Hinca merasakan keganjalan terkait pelanggaran Undang-Undang Nomor 10 Tahun 2017 Pasal 45 yang dikenakan KPU terhadap pasangan JR-Ance ini.

KPU menganggap ijazah SMA milik JR dianggap tidak sah karena sekolahnya sudah bubar dan dinyatakan tidak pernah dilegalisir. Hal sebagaimana dinyatakan oleh Sekretaris Dinas Pendidikan DKI Jakarta kepada KPU.

“Ini sangat tidak masuk akal bagi kita semua. JR Saragih adalah Bupati Kabupaten Simalungun dua periode. Beliau juga pernah menjadi anggota TNI. Artinya, JR Saragih tidak kali ini saja melewati proses administrasi yang memerlukan ijazah SMA,” tulis Hinca di Twitter, Rabu (14/2/2018).

Sebelumnya dalam Pilkada Simalungun, JR sudah membuktikan soal ijazah SMA yang tak bermasalah sedikitpun.

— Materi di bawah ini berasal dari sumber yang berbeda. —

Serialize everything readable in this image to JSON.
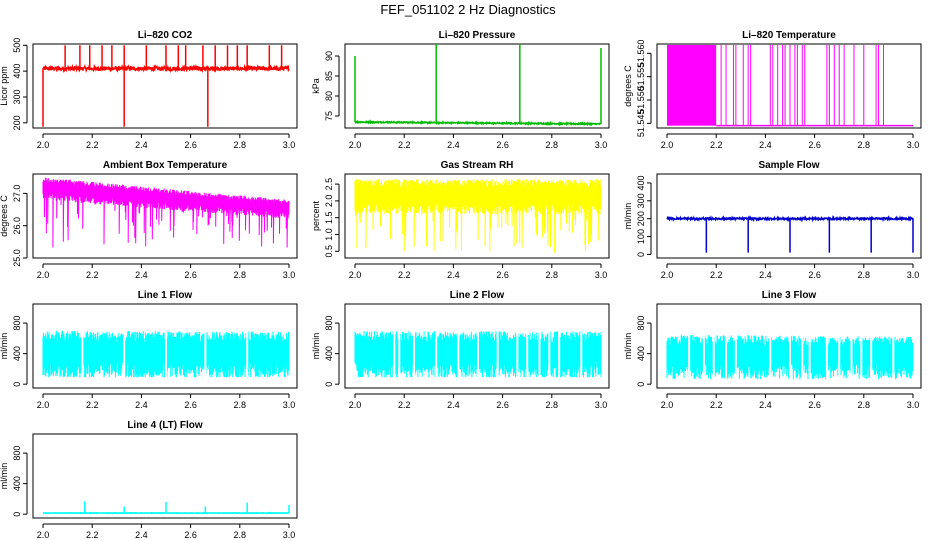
{
  "title": "FEF_051102  2 Hz Diagnostics",
  "chart_data": [
    {
      "type": "line",
      "title": "Li–820 CO2",
      "ylabel": "Licor ppm",
      "color": "#ff0000",
      "xlim": [
        2.0,
        3.0
      ],
      "ylim": [
        180,
        505
      ],
      "xticks": [
        "2.0",
        "2.2",
        "2.4",
        "2.6",
        "2.8",
        "3.0"
      ],
      "yticks": [
        "200",
        "300",
        "400",
        "500"
      ],
      "ytick_values": [
        200,
        300,
        400,
        500
      ],
      "series": [
        {
          "name": "co2",
          "pattern": "flat_noise",
          "base": 410,
          "noise": 8,
          "spikes": [
            {
              "x": 2.0,
              "y": 185
            },
            {
              "x": 2.09,
              "y": 500
            },
            {
              "x": 2.15,
              "y": 500
            },
            {
              "x": 2.19,
              "y": 500
            },
            {
              "x": 2.24,
              "y": 500
            },
            {
              "x": 2.28,
              "y": 500
            },
            {
              "x": 2.33,
              "y": 185
            },
            {
              "x": 2.33,
              "y": 500
            },
            {
              "x": 2.42,
              "y": 500
            },
            {
              "x": 2.5,
              "y": 500
            },
            {
              "x": 2.55,
              "y": 500
            },
            {
              "x": 2.58,
              "y": 500
            },
            {
              "x": 2.65,
              "y": 500
            },
            {
              "x": 2.67,
              "y": 185
            },
            {
              "x": 2.7,
              "y": 500
            },
            {
              "x": 2.75,
              "y": 500
            },
            {
              "x": 2.79,
              "y": 500
            },
            {
              "x": 2.83,
              "y": 500
            },
            {
              "x": 2.92,
              "y": 500
            },
            {
              "x": 2.97,
              "y": 500
            }
          ]
        }
      ]
    },
    {
      "type": "line",
      "title": "Li–820 Pressure",
      "ylabel": "kPa",
      "color": "#00bb00",
      "xlim": [
        2.0,
        3.0
      ],
      "ylim": [
        72,
        93
      ],
      "xticks": [
        "2.0",
        "2.2",
        "2.4",
        "2.6",
        "2.8",
        "3.0"
      ],
      "yticks": [
        "75",
        "80",
        "85",
        "90"
      ],
      "ytick_values": [
        75,
        80,
        85,
        90
      ],
      "series": [
        {
          "name": "pressure",
          "pattern": "decline",
          "start": 73.5,
          "end": 73.0,
          "spikes": [
            {
              "x": 2.0,
              "y": 90
            },
            {
              "x": 2.33,
              "y": 93
            },
            {
              "x": 2.67,
              "y": 93
            },
            {
              "x": 3.0,
              "y": 92
            }
          ]
        }
      ]
    },
    {
      "type": "line",
      "title": "Li–820 Temperature",
      "ylabel": "degrees C",
      "color": "#ff00ff",
      "xlim": [
        2.0,
        3.0
      ],
      "ylim": [
        51.544,
        51.562
      ],
      "xticks": [
        "2.0",
        "2.2",
        "2.4",
        "2.6",
        "2.8",
        "3.0"
      ],
      "yticks": [
        "51.545",
        "51.550",
        "51.555",
        "51.560"
      ],
      "ytick_values": [
        51.545,
        51.55,
        51.555,
        51.56
      ],
      "series": [
        {
          "name": "licor_temp",
          "pattern": "toggle",
          "low": 51.5445,
          "high": 51.5618,
          "dense_until": 2.2,
          "toggles": [
            2.22,
            2.24,
            2.27,
            2.28,
            2.31,
            2.33,
            2.34,
            2.42,
            2.43,
            2.45,
            2.47,
            2.48,
            2.5,
            2.52,
            2.53,
            2.55,
            2.56,
            2.65,
            2.66,
            2.68,
            2.7,
            2.72,
            2.76,
            2.8,
            2.85,
            2.86,
            2.88
          ]
        }
      ]
    },
    {
      "type": "line",
      "title": "Ambient Box Temperature",
      "ylabel": "degrees C",
      "color": "#ff00ff",
      "xlim": [
        2.0,
        3.0
      ],
      "ylim": [
        25.0,
        27.6
      ],
      "xticks": [
        "2.0",
        "2.2",
        "2.4",
        "2.6",
        "2.8",
        "3.0"
      ],
      "yticks": [
        "25.0",
        "26.0",
        "27.0"
      ],
      "ytick_values": [
        25.0,
        26.0,
        27.0
      ],
      "series": [
        {
          "name": "box_temp",
          "pattern": "band",
          "hi_start": 27.5,
          "hi_end": 26.8,
          "lo_start": 26.8,
          "lo_end": 26.2,
          "dip_min": 25.3
        }
      ]
    },
    {
      "type": "line",
      "title": "Gas Stream RH",
      "ylabel": "percent",
      "color": "#ffff00",
      "xlim": [
        2.0,
        3.0
      ],
      "ylim": [
        0.3,
        2.8
      ],
      "xticks": [
        "2.0",
        "2.2",
        "2.4",
        "2.6",
        "2.8",
        "3.0"
      ],
      "yticks": [
        "0.5",
        "1.0",
        "1.5",
        "2.0",
        "2.5"
      ],
      "ytick_values": [
        0.5,
        1.0,
        1.5,
        2.0,
        2.5
      ],
      "series": [
        {
          "name": "rh",
          "pattern": "band",
          "hi_start": 2.65,
          "hi_end": 2.65,
          "lo_start": 1.6,
          "lo_end": 1.6,
          "dip_min": 0.45
        }
      ]
    },
    {
      "type": "line",
      "title": "Sample Flow",
      "ylabel": "ml/min",
      "color": "#0000cc",
      "xlim": [
        2.0,
        3.0
      ],
      "ylim": [
        -20,
        450
      ],
      "xticks": [
        "2.0",
        "2.2",
        "2.4",
        "2.6",
        "2.8",
        "3.0"
      ],
      "yticks": [
        "0",
        "100",
        "200",
        "300",
        "400"
      ],
      "ytick_values": [
        0,
        100,
        200,
        300,
        400
      ],
      "series": [
        {
          "name": "sample_flow",
          "pattern": "flat_noise",
          "base": 200,
          "noise": 5,
          "spikes": [
            {
              "x": 2.16,
              "y": 10
            },
            {
              "x": 2.33,
              "y": 10
            },
            {
              "x": 2.5,
              "y": 10
            },
            {
              "x": 2.66,
              "y": 10
            },
            {
              "x": 2.83,
              "y": 10
            },
            {
              "x": 3.0,
              "y": 10
            }
          ]
        }
      ]
    },
    {
      "type": "line",
      "title": "Line 1 Flow",
      "ylabel": "ml/min",
      "color": "#00ffff",
      "xlim": [
        2.0,
        3.0
      ],
      "ylim": [
        -50,
        1050
      ],
      "xticks": [
        "2.0",
        "2.2",
        "2.4",
        "2.6",
        "2.8",
        "3.0"
      ],
      "yticks": [
        "0",
        "400",
        "800"
      ],
      "ytick_values": [
        0,
        400,
        800
      ],
      "series": [
        {
          "name": "line1",
          "pattern": "band",
          "hi_start": 700,
          "hi_end": 690,
          "lo_start": 90,
          "lo_end": 90,
          "dip_min": 90,
          "gaps": [
            2.16,
            2.33,
            2.5,
            2.66,
            2.83
          ]
        }
      ]
    },
    {
      "type": "line",
      "title": "Line 2 Flow",
      "ylabel": "ml/min",
      "color": "#00ffff",
      "xlim": [
        2.0,
        3.0
      ],
      "ylim": [
        -50,
        1050
      ],
      "xticks": [
        "2.0",
        "2.2",
        "2.4",
        "2.6",
        "2.8",
        "3.0"
      ],
      "yticks": [
        "0",
        "400",
        "800"
      ],
      "ytick_values": [
        0,
        400,
        800
      ],
      "series": [
        {
          "name": "line2",
          "pattern": "band",
          "hi_start": 700,
          "hi_end": 690,
          "lo_start": 90,
          "lo_end": 90,
          "dip_min": 90,
          "gaps": [
            2.16,
            2.18,
            2.24,
            2.33,
            2.42,
            2.5,
            2.58,
            2.66,
            2.7,
            2.75,
            2.79,
            2.83,
            2.92
          ]
        }
      ]
    },
    {
      "type": "line",
      "title": "Line 3 Flow",
      "ylabel": "ml/min",
      "color": "#00ffff",
      "xlim": [
        2.0,
        3.0
      ],
      "ylim": [
        -50,
        1050
      ],
      "xticks": [
        "2.0",
        "2.2",
        "2.4",
        "2.6",
        "2.8",
        "3.0"
      ],
      "yticks": [
        "0",
        "400",
        "800"
      ],
      "ytick_values": [
        0,
        400,
        800
      ],
      "series": [
        {
          "name": "line3",
          "pattern": "band",
          "hi_start": 650,
          "hi_end": 620,
          "lo_start": 90,
          "lo_end": 90,
          "dip_min": 60,
          "gaps": [
            2.09,
            2.15,
            2.19,
            2.24,
            2.28,
            2.42,
            2.5,
            2.55,
            2.58,
            2.65,
            2.7,
            2.75,
            2.79,
            2.83,
            2.92
          ]
        }
      ]
    },
    {
      "type": "line",
      "title": "Line 4 (LT) Flow",
      "ylabel": "ml/min",
      "color": "#00ffff",
      "xlim": [
        2.0,
        3.0
      ],
      "ylim": [
        -50,
        1050
      ],
      "xticks": [
        "2.0",
        "2.2",
        "2.4",
        "2.6",
        "2.8",
        "3.0"
      ],
      "yticks": [
        "0",
        "400",
        "800"
      ],
      "ytick_values": [
        0,
        400,
        800
      ],
      "series": [
        {
          "name": "line4",
          "pattern": "flat_noise",
          "base": 15,
          "noise": 3,
          "spikes": [
            {
              "x": 2.17,
              "y": 170
            },
            {
              "x": 2.33,
              "y": 100
            },
            {
              "x": 2.5,
              "y": 160
            },
            {
              "x": 2.66,
              "y": 100
            },
            {
              "x": 2.83,
              "y": 150
            },
            {
              "x": 3.0,
              "y": 120
            }
          ]
        }
      ]
    }
  ]
}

Tak hanya sekali menjabat sebagai Bupati, namun JR sudah menjabat dua periode.

Hal tersebut diperkuat dengan keputusan PT TUN 13/G/pilkada/2015/PT-TUN-medan yang menyatakan bahwa ijazah JR Saragih adalah sah.

Tak hanya itu, dijelaskan Hinca, Sekretaris Disdik DKI yang substansinya menimbulkan polemik saat ini juga telah mengeluarkan surat klarifikasi yang menyatakan bahwa ijazah dan STTB JR adalah sah pada Jumat (19/2018).

Olehkarena itu, demokrat tak akan tinggal diam untuk mengusut tuntas kasus tersebut.

“Berpegang pada fakta-fakta tersebut, Partai Demokrat akan melakukan perlawanan dalam tiga bentuk yaitu perlawanan hukum, politik dan sosial,” tutur Hinca.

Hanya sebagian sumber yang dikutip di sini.